Enhancing Aerial Combat Tactics through Hierarchical Multi-Agent Reinforcement Learning
This addresses the problem of exploring real-world defense scenarios at low cost and safely for military or simulation applications, but it is incremental as it builds on existing hierarchical and multi-agent methods.
This work tackled the problem of identifying effective courses of action in simulated air combat scenarios with heterogeneous agents, using a hierarchical multi-agent reinforcement learning framework, and achieved empirical validation of its advantages.

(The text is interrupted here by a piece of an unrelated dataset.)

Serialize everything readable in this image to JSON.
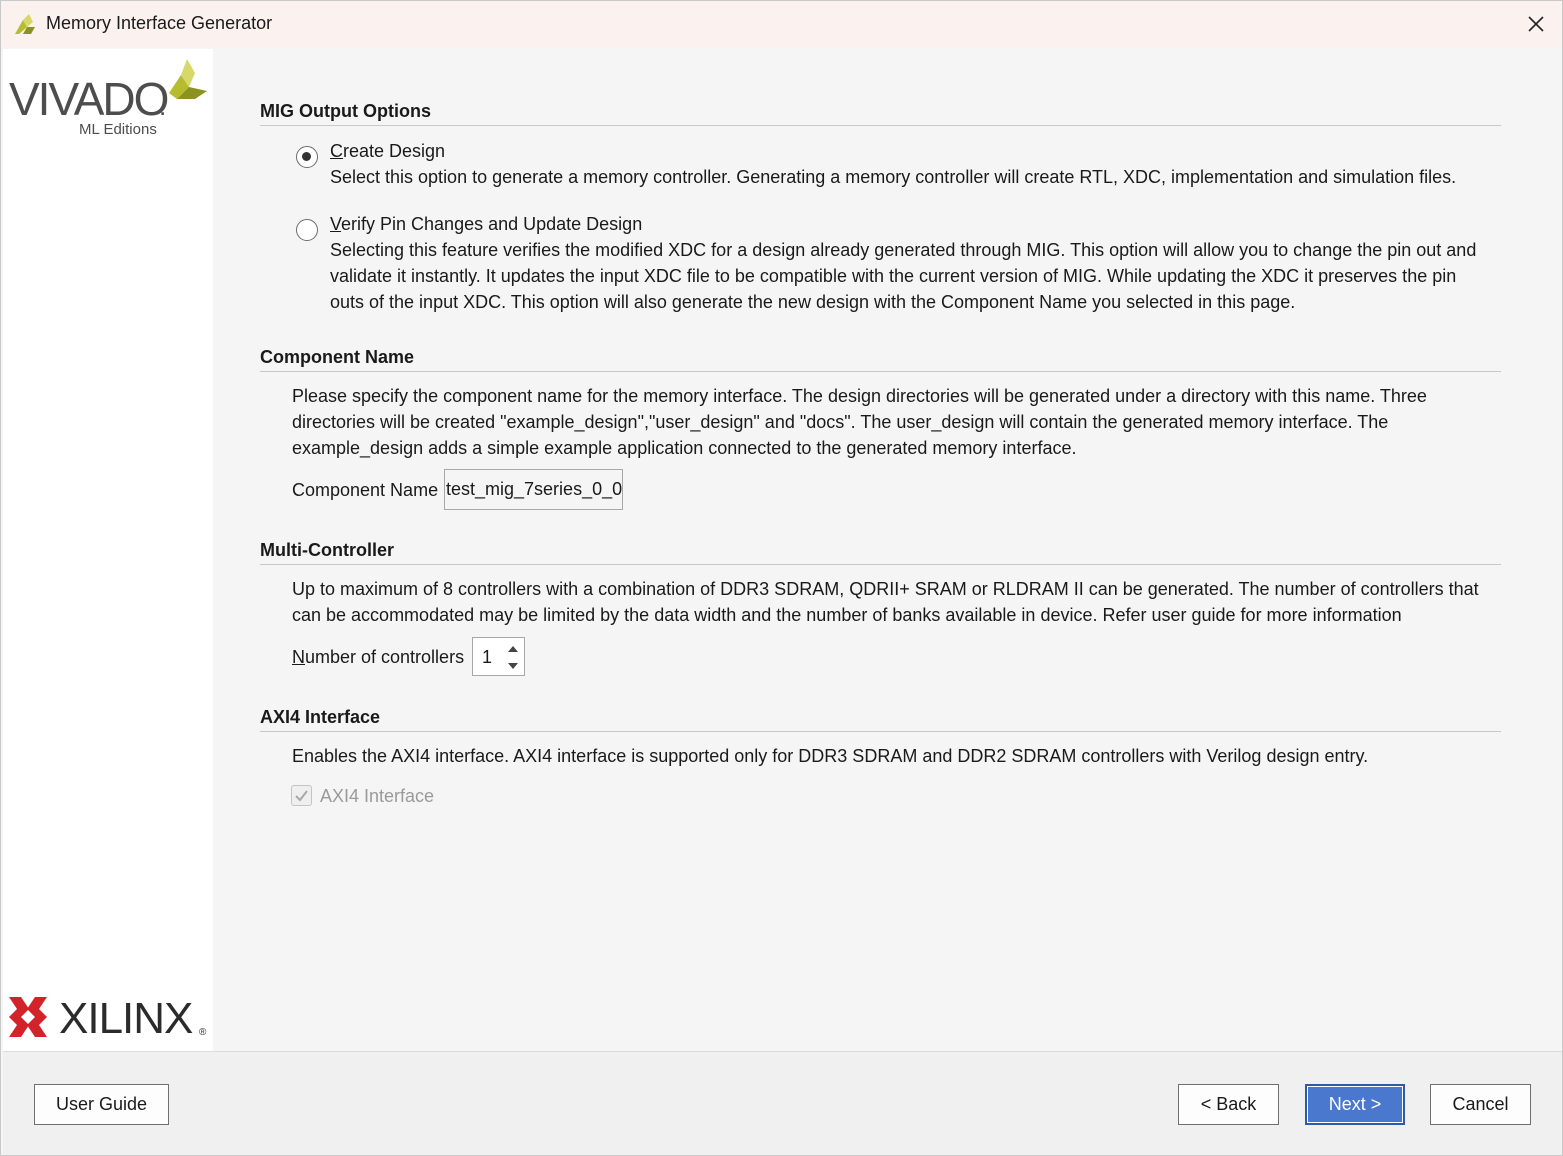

This work presents a Hierarchical Multi-Agent Reinforcement Learning framework for analyzing simulated air combat scenarios involving heterogeneous agents. The objective is to identify effective Courses of Action that lead to mission success within preset simulations, thereby enabling the exploration of real-world defense scenarios at low cost and in a safe-to-fail setting. Applying deep Reinforcement Learning in this context poses specific challenges, such as complex flight dynamics, the exponential size of the state and action spaces in multi-agent systems, and the capability to integrate real-time control of individual units with look-ahead planning. To address these challenges, the decision-making process is split into two levels of abstraction: low-level policies control individual units, while a high-level commander policy issues macro commands aligned with the overall mission targets. This hierarchical structure facilitates the training process by exploiting policy symmetries of individual agents and by separating control from command tasks. The low-level policies are trained for individual combat control in a curriculum of increasing complexity. The high-level commander is then trained on mission targets given pre-trained control policies. The empirical validation confirms the advantages of the proposed framework.